A group of Vancouverites is stepping up its demand for a provincewide deposit program for cigarette butts after a pilot project picked up about 60,000 discarded smokes on Sunday.
A group calling itself West End Cleanup carried out the initiative during the community's Car Free Day on Sunday, offering a penny for every cigarette butt that was turned in, The Province newspaper reported.
Working on a $500 budget with a grant from the Vancouver Foundation, the group collected 52,000 butts in three hours and later took in 8,000 more using extra funds.

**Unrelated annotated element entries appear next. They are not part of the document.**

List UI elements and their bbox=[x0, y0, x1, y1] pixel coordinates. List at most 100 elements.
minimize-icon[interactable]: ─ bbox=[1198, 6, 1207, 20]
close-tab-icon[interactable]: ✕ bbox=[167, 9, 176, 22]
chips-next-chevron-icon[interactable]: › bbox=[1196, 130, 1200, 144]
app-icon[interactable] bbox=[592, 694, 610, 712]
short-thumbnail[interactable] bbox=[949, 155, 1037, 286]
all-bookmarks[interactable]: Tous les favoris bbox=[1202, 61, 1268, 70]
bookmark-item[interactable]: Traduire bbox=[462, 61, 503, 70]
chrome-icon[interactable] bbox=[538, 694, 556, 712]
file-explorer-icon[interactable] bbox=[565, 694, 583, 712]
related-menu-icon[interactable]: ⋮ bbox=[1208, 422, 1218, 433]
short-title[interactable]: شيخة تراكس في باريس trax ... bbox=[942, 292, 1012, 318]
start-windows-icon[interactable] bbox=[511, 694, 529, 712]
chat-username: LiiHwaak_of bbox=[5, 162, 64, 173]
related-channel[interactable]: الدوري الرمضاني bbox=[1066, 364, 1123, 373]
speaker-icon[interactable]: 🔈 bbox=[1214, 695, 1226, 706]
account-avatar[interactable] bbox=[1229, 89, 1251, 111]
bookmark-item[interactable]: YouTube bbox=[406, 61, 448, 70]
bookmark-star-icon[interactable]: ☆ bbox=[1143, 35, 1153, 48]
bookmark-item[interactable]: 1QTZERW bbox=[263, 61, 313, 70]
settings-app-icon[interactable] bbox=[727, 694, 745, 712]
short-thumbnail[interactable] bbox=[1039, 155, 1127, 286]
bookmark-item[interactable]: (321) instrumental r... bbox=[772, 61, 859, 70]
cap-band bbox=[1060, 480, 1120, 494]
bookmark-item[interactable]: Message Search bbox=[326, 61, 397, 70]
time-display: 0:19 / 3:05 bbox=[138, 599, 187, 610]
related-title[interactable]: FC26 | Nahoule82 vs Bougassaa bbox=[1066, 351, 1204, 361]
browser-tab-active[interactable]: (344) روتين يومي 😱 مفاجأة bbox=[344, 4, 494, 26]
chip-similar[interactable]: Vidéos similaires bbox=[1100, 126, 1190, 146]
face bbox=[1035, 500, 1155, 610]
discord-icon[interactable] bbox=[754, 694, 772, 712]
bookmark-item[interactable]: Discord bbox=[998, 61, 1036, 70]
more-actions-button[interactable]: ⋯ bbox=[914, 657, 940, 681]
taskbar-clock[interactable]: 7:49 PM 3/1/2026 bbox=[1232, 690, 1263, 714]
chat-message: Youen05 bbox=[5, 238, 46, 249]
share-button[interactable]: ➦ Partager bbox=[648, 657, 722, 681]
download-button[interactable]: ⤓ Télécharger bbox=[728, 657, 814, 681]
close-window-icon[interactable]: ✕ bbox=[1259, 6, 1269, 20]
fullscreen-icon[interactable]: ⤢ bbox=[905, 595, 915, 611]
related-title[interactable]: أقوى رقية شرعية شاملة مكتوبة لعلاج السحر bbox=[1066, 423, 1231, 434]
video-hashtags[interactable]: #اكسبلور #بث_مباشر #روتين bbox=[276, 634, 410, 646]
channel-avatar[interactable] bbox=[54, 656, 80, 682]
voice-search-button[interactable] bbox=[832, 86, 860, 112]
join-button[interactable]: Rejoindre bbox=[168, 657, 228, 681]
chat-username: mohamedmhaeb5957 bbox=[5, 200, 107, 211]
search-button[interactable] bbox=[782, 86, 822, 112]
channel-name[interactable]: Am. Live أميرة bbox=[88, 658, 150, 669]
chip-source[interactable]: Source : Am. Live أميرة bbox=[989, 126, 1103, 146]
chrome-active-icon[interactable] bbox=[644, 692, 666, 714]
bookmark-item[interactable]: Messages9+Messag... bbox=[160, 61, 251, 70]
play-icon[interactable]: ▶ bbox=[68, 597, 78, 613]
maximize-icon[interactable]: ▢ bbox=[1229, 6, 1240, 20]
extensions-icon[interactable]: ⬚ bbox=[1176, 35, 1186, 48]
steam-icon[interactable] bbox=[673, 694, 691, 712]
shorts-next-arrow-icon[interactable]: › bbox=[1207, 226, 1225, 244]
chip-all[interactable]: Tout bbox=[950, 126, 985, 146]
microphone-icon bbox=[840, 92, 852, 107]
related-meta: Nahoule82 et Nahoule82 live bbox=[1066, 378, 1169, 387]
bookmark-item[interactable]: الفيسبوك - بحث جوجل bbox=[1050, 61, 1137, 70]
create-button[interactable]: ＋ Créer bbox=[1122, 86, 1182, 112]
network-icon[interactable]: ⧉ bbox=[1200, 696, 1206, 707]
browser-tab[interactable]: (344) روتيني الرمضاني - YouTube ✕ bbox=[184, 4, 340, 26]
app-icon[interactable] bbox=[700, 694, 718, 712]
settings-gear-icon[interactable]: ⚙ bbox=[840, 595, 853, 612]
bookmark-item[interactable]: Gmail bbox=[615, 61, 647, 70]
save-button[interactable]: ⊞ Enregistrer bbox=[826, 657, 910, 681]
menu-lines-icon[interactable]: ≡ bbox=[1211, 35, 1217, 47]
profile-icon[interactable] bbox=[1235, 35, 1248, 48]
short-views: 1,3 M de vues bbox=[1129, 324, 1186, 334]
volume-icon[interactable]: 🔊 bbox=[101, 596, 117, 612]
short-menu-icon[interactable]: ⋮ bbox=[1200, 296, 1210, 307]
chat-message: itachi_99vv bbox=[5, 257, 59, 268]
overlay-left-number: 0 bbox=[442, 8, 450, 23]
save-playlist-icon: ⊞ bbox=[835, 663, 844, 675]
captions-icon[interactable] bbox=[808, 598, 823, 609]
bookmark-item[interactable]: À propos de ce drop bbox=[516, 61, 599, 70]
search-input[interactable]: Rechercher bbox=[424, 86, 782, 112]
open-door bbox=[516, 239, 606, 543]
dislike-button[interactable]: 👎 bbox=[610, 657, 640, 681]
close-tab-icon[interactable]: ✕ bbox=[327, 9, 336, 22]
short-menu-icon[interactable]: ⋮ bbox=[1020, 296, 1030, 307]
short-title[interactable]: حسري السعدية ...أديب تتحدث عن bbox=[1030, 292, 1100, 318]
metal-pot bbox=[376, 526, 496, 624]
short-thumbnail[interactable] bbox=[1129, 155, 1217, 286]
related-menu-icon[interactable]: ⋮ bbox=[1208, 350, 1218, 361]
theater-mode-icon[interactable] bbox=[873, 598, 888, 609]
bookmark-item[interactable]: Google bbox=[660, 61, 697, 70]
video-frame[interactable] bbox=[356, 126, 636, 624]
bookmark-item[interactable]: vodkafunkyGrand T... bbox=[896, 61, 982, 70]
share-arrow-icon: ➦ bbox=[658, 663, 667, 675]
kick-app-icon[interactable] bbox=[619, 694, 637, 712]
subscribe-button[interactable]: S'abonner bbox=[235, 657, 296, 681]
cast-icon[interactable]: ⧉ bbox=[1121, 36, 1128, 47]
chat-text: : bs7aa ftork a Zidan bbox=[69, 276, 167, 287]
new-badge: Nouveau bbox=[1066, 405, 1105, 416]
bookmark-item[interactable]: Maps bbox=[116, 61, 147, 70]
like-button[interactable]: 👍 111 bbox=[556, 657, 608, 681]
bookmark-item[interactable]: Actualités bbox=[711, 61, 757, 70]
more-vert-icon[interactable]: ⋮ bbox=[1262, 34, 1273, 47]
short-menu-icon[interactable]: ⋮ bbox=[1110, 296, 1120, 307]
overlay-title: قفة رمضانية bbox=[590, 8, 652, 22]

Organizer John Merzetti told the newspaper that the butts will be turned over to TerraCycle, an Ontario recycling company that turns the discarded cigarettes into products such as pallets.
Volunteer Miguel Araiza picked up two pounds worth of cigarette butts in three hours and earned $11 for his trouble, Metro News Vancouver reported.
A former smoker, he told the newspaper that getting rid of discarded cigarettes is an important social issue because they're essentially "ads for tobacco companies."
Dr. Stuart Kreisman, an endocrinologist at St. Paul's Hospital and organizer with West End Cleanup, said that turning in cigarette butts would work the same way that bottle return systems do, reducing environmental hazards in exchange for money, News1130 reported.